The failure of the Supreme Court to accept the broad grant of power by Congress to the EPA with the words “best system” in the face of the reality of CO2 emissions, global warming, and cataclysmic climate change effects has no legal or moral justification. As the famous Supreme Court Justice Oliver Wendell Holmes Jr. once observed to the effect, “The life of the law is not logic, but experience.” – In fact, the current Court’s conservative majority failed to draw upon either one.

No one credibly disputes the alarming increase in global temperatures and the suffering and cataclysmic havoc caused by climate change are attributable to greenhouse gases. As a result of the decision, the EPA’s authority to combat climate change by reducing CO2 from power plants has been shackled. 

The W. VA v. U.S. EPA decision can be explained only in terms of politics and ideology. Politically, the Court followed Trump’s and his corporate cronies’ continuing denial of climate change. Ideologically, the Court followed the litany of a minority of ultra-conservative academics, lawyers, and judges who believe the size and authority of government should be diminished wherever possible, no matter the chaos or burden heaped on people and the Earth. True to its ideology, the majority of the Court decided that EPA, within the executive branch of government, invaded the powers of Congress by exercising “legislative power” when it interpreted the words “best systems” to include requiring utilities to shift to natural gas, wind, and solar energy systems.
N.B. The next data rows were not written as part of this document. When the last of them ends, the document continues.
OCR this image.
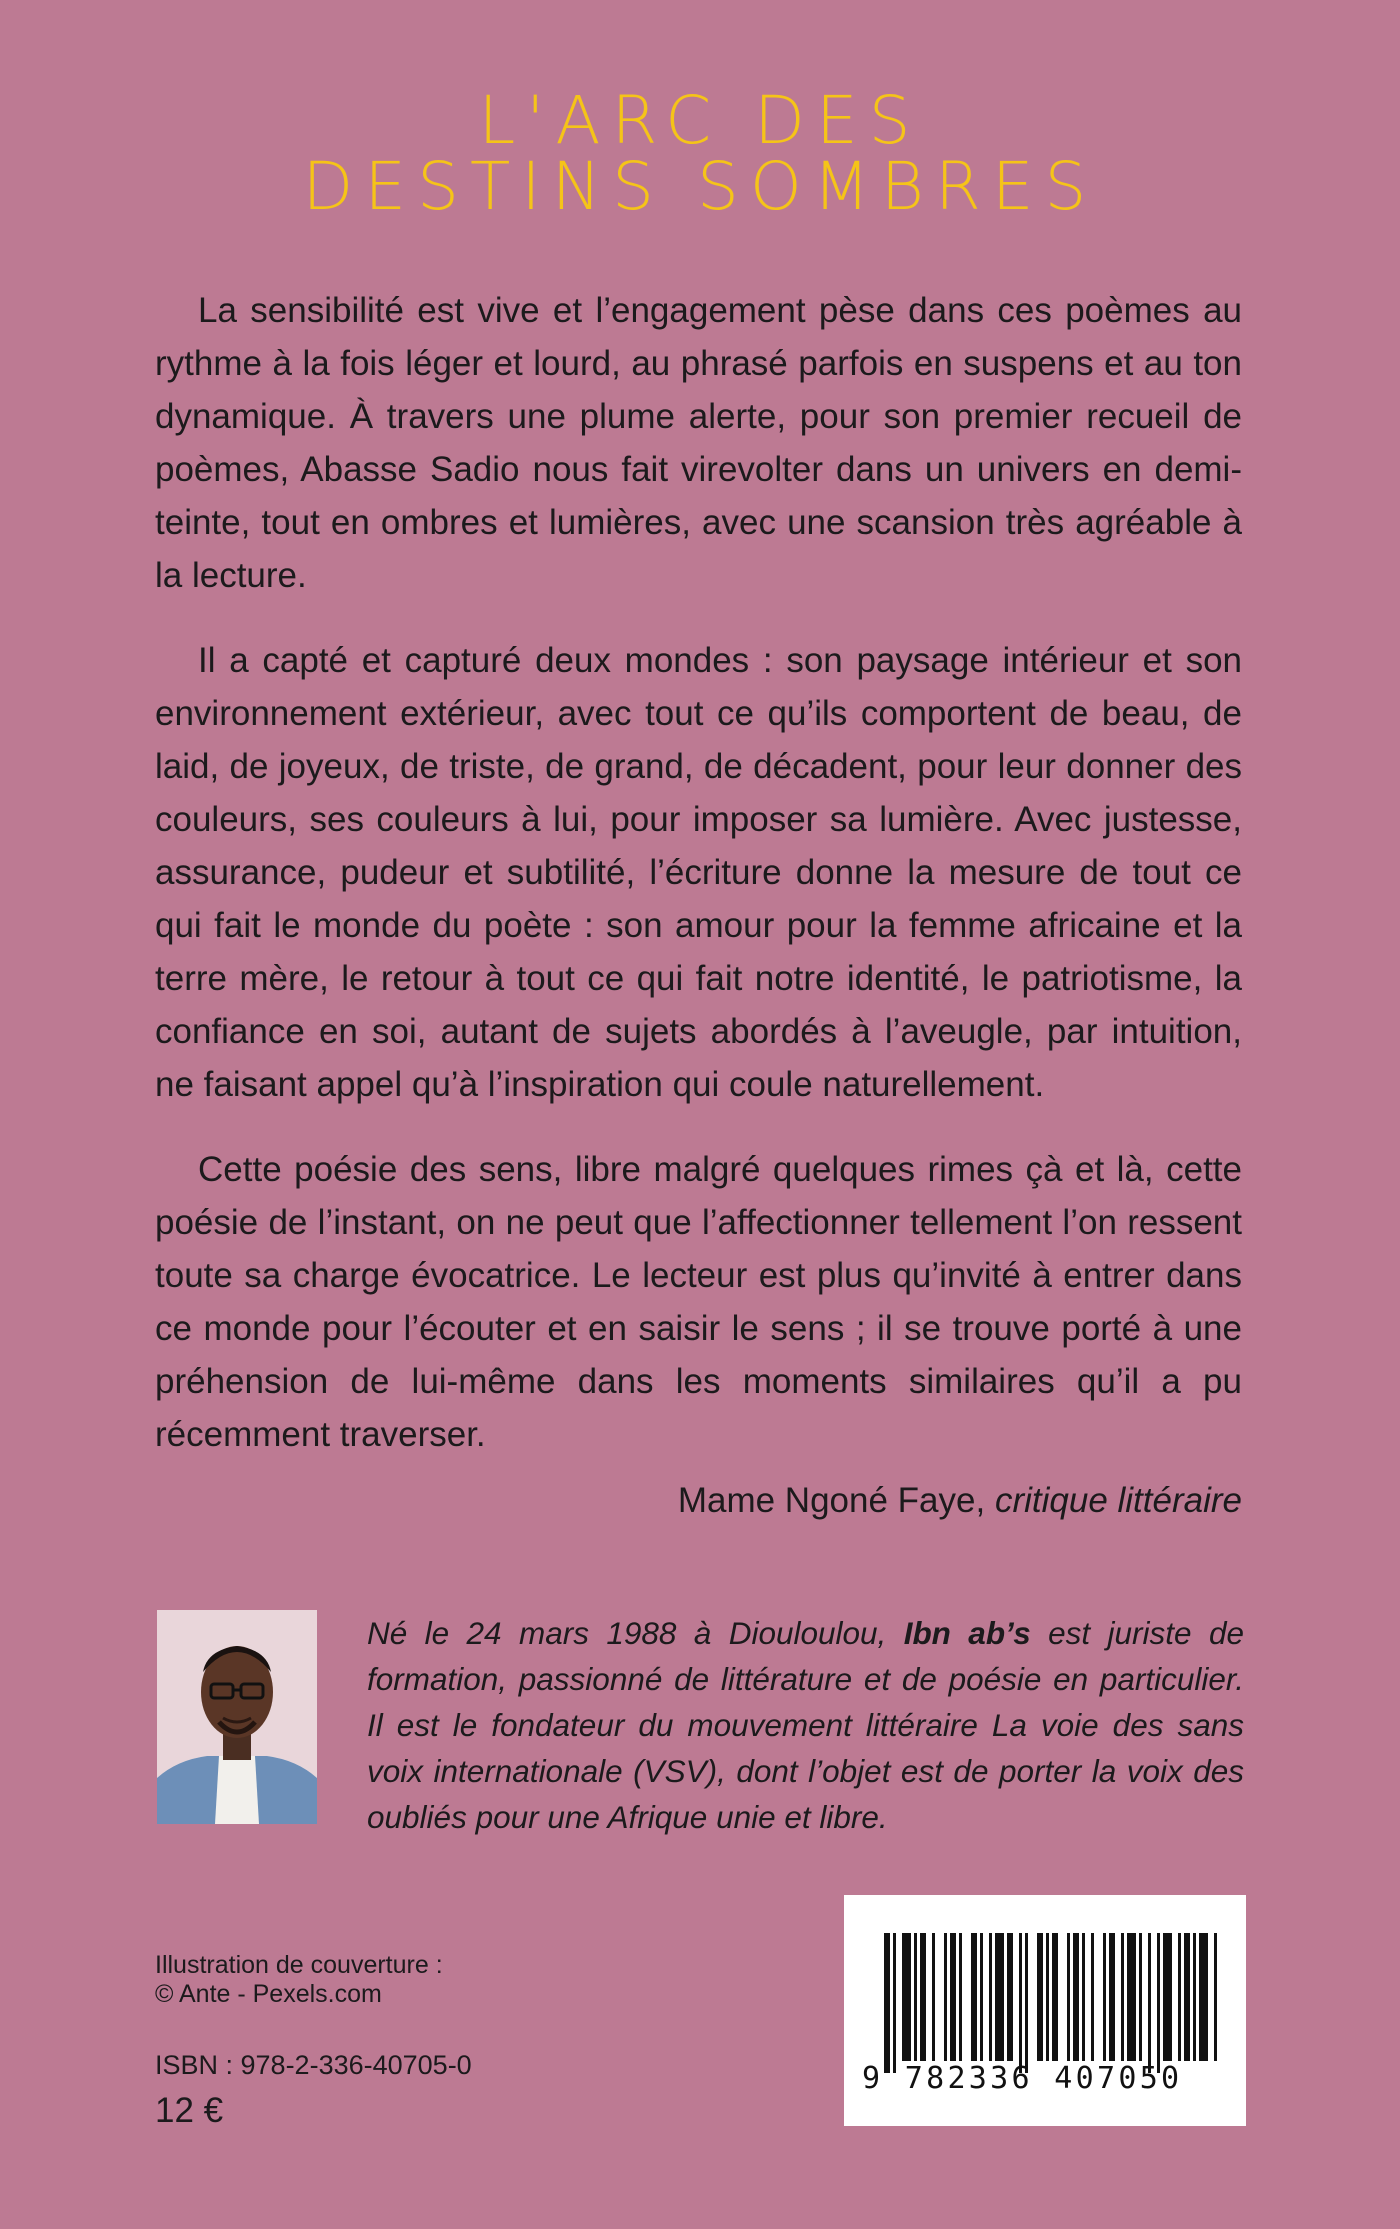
L'ARC DES
DESTINS SOMBRES

La sensibilité est vive et l’engagement pèse dans ces poèmes au rythme à la fois léger et lourd, au phrasé parfois en suspens et au ton dynamique. À travers une plume alerte, pour son premier recueil de poèmes, Abasse Sadio nous fait virevolter dans un univers en demi-teinte, tout en ombres et lumières, avec une scansion très agréable à la lecture.

Il a capté et capturé deux mondes : son paysage intérieur et son environnement extérieur, avec tout ce qu’ils comportent de beau, de laid, de joyeux, de triste, de grand, de décadent, pour leur donner des couleurs, ses couleurs à lui, pour imposer sa lumière. Avec justesse, assurance, pudeur et subtilité, l’écriture donne la mesure de tout ce qui fait le monde du poète : son amour pour la femme africaine et la terre mère, le retour à tout ce qui fait notre identité, le patriotisme, la confiance en soi, autant de sujets abordés à l’aveugle, par intuition, ne faisant appel qu’à l’inspiration qui coule naturellement.

Cette poésie des sens, libre malgré quelques rimes çà et là, cette poésie de l’instant, on ne peut que l’affectionner tellement l’on ressent toute sa charge évocatrice. Le lecteur est plus qu’invité à entrer dans ce monde pour l’écouter et en saisir le sens ; il se trouve porté à une préhension de lui-même dans les moments similaires qu’il a pu récemment traverser.

Mame Ngoné Faye, critique littéraire
Né le 24 mars 1988 à Diouloulou, Ibn ab’s est juriste de formation, passionné de littérature et de poésie en particulier. Il est le fondateur du mouvement littéraire La voie des sans voix internationale (VSV), dont l’objet est de porter la voix des oubliés pour une Afrique unie et libre.
Illustration de couverture :
© Ante - Pexels.com
ISBN : 978-2-336-40705-0
12 €
9 782336 407050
Looking more like “supreme rulers,” the conservative majority violated their own ideology that abhors judicial activism by engrafting the words “technological improvements at existing power plants” to the phrase “best system.” The Court itself interfered with the legislative power of Congress by judicially amending the CAA to achieve its end: keep fossil fuel power plants running by shackling the authority of EPA to reduce pollutants like CO2. If we have a constitution that forbids one branch of government from interfering with the powers delegated to another branch, our Supreme Court’s decision in West Virginia v EPA was unconstitutional. The decision will not withstand the test of time and urgency of climate change. The Court placed itself above the law and Constitution, deciding, in effect, to let our country, its people, and communities burn and suffer the grave impacts to their lives, health, community, environment, and world. Until citizens elect a responsible Congress, it is up to the states, local governments, and us in every way possible to immediately reduce greenhouse gasses and protect ourselves, our children, and grandchildren.